彼女はどうやら今まで、トラブルに巻き込まれていたようだし、不安要素はなるべくとりのぞいておいた方がいいだろうと、少々お花が頭に咲いているぐらい、この際大目にみてだな。

ふたりの話し合いに終止符が打たれた。


「もう、やだー仲良いんですね!」


なぜかすごく嬉しそうにニヤニヤして、二人のコソコソ話をしている様子をちらちら見ている。



『3なし』のオレ達がカップルと思われるのは、非常に、非常に・・・屈辱であるが・・・

しかし、『癒し手』がいない中、目の前の「神官」を逃すなんて贅沢は言ってられない!

プライドよりーーー冒険だ!!ダンジョンだ!!ダンジョン=金かねだ!!!



「「じゃあ、これからよろしく。」」

「こちらこそ!」


「私は、神官のフィージリアと申します。

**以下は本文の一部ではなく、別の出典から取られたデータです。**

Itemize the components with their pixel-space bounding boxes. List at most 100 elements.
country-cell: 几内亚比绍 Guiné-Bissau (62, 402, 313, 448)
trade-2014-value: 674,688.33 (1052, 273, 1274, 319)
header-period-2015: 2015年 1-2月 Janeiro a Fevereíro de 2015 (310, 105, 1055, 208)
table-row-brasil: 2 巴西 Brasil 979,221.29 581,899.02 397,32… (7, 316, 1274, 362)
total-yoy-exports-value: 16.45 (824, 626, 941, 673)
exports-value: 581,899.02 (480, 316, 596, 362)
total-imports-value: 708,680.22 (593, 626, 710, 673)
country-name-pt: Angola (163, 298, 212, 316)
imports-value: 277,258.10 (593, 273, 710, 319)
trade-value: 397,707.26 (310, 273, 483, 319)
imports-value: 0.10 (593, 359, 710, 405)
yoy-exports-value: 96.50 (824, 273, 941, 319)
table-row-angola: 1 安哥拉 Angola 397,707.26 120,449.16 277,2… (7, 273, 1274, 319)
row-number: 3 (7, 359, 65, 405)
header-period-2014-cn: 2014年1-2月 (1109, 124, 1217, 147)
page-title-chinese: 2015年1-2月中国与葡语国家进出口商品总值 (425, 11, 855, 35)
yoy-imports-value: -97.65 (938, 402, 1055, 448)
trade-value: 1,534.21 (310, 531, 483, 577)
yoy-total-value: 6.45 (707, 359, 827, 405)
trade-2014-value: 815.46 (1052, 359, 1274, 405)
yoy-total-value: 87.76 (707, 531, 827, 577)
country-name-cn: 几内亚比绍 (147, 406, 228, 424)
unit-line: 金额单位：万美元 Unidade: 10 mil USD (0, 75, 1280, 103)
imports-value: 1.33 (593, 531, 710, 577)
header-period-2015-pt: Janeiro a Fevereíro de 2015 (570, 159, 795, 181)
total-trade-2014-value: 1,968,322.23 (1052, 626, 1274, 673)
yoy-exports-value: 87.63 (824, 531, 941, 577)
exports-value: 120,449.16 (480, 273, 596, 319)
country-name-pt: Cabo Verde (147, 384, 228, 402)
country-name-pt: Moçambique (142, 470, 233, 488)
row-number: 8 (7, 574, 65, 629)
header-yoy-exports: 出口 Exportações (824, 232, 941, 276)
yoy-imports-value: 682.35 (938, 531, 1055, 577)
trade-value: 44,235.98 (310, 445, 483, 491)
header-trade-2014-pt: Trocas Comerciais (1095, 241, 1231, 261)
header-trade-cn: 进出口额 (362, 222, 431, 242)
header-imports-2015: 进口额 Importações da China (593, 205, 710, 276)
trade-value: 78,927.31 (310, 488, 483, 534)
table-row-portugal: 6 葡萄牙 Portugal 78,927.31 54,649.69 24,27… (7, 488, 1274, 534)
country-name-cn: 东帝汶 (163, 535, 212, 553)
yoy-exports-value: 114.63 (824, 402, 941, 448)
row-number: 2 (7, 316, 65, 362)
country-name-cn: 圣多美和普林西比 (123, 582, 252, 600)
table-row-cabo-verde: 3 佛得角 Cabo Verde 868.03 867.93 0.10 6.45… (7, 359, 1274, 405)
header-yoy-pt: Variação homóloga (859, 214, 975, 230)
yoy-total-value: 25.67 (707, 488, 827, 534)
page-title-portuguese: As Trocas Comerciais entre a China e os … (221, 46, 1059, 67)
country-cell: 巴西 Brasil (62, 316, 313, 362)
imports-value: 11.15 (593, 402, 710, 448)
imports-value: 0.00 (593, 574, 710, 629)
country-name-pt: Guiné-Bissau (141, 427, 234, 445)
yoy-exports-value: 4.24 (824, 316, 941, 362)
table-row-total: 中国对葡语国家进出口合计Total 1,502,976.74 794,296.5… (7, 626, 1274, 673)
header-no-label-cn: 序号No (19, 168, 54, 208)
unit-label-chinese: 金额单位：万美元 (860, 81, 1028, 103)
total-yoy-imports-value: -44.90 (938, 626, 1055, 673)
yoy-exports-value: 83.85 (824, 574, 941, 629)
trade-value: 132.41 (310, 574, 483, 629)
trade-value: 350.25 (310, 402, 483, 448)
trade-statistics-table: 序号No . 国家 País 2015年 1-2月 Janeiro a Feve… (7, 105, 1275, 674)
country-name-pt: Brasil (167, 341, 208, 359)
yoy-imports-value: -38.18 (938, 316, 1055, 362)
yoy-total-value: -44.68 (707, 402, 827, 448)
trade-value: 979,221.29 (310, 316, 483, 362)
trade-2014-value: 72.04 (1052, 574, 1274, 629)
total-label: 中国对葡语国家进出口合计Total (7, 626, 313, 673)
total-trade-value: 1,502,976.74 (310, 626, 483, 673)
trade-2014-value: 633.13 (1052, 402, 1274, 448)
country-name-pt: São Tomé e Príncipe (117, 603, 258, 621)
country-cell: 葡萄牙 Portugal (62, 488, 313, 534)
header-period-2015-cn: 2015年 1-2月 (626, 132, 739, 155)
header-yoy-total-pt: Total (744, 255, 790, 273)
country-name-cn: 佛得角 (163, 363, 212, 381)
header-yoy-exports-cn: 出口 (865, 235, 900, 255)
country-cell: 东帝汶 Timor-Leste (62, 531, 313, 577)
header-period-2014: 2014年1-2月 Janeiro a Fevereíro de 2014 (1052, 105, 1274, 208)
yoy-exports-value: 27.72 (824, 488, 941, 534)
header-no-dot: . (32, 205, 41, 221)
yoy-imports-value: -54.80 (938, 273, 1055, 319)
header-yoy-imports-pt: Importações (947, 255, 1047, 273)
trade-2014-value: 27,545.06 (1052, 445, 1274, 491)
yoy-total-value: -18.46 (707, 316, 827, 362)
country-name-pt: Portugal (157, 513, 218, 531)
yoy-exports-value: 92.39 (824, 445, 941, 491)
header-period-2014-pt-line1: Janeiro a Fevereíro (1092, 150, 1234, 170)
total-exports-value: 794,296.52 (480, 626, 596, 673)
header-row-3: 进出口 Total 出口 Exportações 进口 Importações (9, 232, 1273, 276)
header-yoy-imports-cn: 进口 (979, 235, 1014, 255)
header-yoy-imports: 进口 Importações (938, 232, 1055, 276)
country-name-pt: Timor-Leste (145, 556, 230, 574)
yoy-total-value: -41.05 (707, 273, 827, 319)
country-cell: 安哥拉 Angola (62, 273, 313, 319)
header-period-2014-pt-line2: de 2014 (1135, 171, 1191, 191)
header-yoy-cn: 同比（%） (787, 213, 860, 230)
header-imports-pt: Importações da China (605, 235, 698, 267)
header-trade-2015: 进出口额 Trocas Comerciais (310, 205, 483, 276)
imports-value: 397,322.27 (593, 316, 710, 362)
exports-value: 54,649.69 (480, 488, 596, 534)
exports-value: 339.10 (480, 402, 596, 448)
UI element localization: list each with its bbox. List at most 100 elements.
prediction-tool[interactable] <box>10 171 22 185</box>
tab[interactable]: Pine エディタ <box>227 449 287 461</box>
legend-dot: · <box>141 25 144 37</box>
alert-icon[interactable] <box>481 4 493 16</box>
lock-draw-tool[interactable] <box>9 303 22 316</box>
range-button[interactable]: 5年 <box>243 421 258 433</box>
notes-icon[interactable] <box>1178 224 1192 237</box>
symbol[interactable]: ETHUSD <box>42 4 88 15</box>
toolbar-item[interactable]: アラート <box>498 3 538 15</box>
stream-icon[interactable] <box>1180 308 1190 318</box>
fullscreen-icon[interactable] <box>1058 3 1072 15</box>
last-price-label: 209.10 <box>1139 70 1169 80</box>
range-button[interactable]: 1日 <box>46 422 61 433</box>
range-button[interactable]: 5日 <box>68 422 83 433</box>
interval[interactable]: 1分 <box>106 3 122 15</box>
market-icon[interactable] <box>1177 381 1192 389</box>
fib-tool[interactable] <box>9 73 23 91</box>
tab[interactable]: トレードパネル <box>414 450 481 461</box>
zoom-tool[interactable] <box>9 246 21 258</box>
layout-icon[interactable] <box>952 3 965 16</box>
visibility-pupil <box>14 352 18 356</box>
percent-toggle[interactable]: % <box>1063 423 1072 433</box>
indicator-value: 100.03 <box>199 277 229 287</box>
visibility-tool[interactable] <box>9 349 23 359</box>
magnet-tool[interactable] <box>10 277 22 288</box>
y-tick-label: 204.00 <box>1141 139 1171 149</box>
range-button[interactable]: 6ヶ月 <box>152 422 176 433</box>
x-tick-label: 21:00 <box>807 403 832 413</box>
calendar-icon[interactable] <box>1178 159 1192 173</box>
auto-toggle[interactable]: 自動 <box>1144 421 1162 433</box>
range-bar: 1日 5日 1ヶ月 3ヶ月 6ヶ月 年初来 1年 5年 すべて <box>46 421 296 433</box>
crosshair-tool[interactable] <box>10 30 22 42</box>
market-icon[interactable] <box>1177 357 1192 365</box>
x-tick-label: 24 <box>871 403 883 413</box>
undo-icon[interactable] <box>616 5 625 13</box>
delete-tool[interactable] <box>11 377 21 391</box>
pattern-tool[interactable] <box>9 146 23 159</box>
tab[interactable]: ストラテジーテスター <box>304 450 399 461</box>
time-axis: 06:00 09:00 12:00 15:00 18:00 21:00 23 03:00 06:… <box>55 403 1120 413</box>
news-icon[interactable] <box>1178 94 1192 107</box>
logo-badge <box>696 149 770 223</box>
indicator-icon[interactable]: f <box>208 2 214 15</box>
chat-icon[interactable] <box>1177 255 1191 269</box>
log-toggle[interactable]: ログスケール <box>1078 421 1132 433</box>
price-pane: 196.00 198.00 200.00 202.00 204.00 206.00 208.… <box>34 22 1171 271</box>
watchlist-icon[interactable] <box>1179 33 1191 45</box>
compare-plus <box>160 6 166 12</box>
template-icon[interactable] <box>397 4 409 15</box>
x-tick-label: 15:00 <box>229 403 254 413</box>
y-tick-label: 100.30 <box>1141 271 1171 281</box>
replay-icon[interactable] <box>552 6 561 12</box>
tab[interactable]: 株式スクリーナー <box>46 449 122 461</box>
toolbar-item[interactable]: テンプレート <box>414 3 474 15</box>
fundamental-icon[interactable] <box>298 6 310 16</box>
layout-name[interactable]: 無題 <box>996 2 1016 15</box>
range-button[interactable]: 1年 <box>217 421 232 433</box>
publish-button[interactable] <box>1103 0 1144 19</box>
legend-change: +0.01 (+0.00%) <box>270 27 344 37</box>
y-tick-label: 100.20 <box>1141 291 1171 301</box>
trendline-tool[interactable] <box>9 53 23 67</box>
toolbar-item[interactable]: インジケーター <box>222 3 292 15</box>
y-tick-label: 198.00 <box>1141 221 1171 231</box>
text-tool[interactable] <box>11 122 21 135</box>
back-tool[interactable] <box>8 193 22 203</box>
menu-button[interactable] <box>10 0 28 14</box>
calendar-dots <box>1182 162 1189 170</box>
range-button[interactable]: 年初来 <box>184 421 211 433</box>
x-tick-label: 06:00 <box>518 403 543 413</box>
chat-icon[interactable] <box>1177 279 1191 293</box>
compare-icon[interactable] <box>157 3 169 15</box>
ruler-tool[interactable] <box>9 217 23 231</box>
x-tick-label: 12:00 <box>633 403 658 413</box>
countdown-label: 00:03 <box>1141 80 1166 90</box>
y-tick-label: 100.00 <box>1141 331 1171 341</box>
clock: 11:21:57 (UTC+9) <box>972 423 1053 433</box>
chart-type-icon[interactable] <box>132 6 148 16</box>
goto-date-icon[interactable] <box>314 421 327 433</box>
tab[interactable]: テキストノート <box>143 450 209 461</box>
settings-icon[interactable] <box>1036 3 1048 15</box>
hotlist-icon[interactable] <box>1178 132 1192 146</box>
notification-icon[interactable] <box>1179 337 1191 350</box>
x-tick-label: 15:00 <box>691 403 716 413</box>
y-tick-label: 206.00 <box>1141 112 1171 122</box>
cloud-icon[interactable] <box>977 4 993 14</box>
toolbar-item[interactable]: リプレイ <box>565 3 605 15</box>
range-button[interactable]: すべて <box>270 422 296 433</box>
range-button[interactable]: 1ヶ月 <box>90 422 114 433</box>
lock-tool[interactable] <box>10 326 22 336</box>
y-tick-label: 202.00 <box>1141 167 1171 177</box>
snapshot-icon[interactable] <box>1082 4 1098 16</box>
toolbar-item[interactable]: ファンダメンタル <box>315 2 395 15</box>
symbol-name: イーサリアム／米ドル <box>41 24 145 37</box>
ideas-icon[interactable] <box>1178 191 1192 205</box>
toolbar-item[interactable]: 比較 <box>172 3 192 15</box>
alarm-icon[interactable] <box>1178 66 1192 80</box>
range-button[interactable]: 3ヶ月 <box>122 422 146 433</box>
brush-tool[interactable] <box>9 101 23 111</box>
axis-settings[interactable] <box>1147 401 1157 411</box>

」


「オレは、剣士のグリシン。」


「オレは、魔法使いの一樹。」


3人でパーティーを組むことになり、大きな誤解?は置いておいて、

よっしゃーー!!これでまたダンジョンに行ける!

テンションが上がった一樹だったが・・・フィージリアの言葉で我に返った。


「そうそう、先ほど旅の行商人から聞いたのですが、お城の城下町で、精霊姫様のお披露目があるとか。やっと旅から戻られて、お城に帰還したようです。お披露目に行って、精霊姫様にお会いしてみたいです!!」

「まじで?そりゃあいかないとなあ!」


2人ともうきうき顔で、子どものようにはしゃいでいる。この世界では、『精霊姫』という存在は、子どもたちが読む絵本の中にでるぐらい、有名な存在で、以前この異世界を救った人物とされている。そのため、英雄のような扱いになっている。


「一樹さんも、精霊姫様にお会いになりたいですね?」


「あ、ああ。」


フィージリアから『精霊姫』と聞かれて、気のない返事をしてしまう。

オレは、魔法を習得すること、城を出ることの条件として、城での出来事、友人優華=精霊姫の事は何があっても、口を閉ざすよう王から、固く約束させられていた。

そのため、精霊姫と友人だとか、城にお世話になっていたとか、『守り人』のシェルフトと仲良いとか、一切秘密にしなければならない。


「きっと精霊姫様はおきれいな方なんでしょうね~」


フィージリアは、うっとりとして、まだあった事のない精霊姫に思いをはせているようだ。


いやー水さすようで悪いけど、優華はそのへんのふつーな平均的な女子だ。

きれいというより、「かわいい」という方がしっくりくる。

知らないってのは、罪だな・・・。


「そして、頭がよくて」


いやいや、どちか言えば、大学ではギリギリの成績だったけど


「とてもしっかりされていて」


いやいや、何にもないとこでよく転倒していたぞ。


「はあー。早くお会いしたいです」


思い込みが強すぎて、すごい人物になってるなあ。事実を伝えたいが。

ああ~~我慢、我慢!!


声にだして言いたい事を我慢するのは、忍耐が必要だと悟った出来事だった。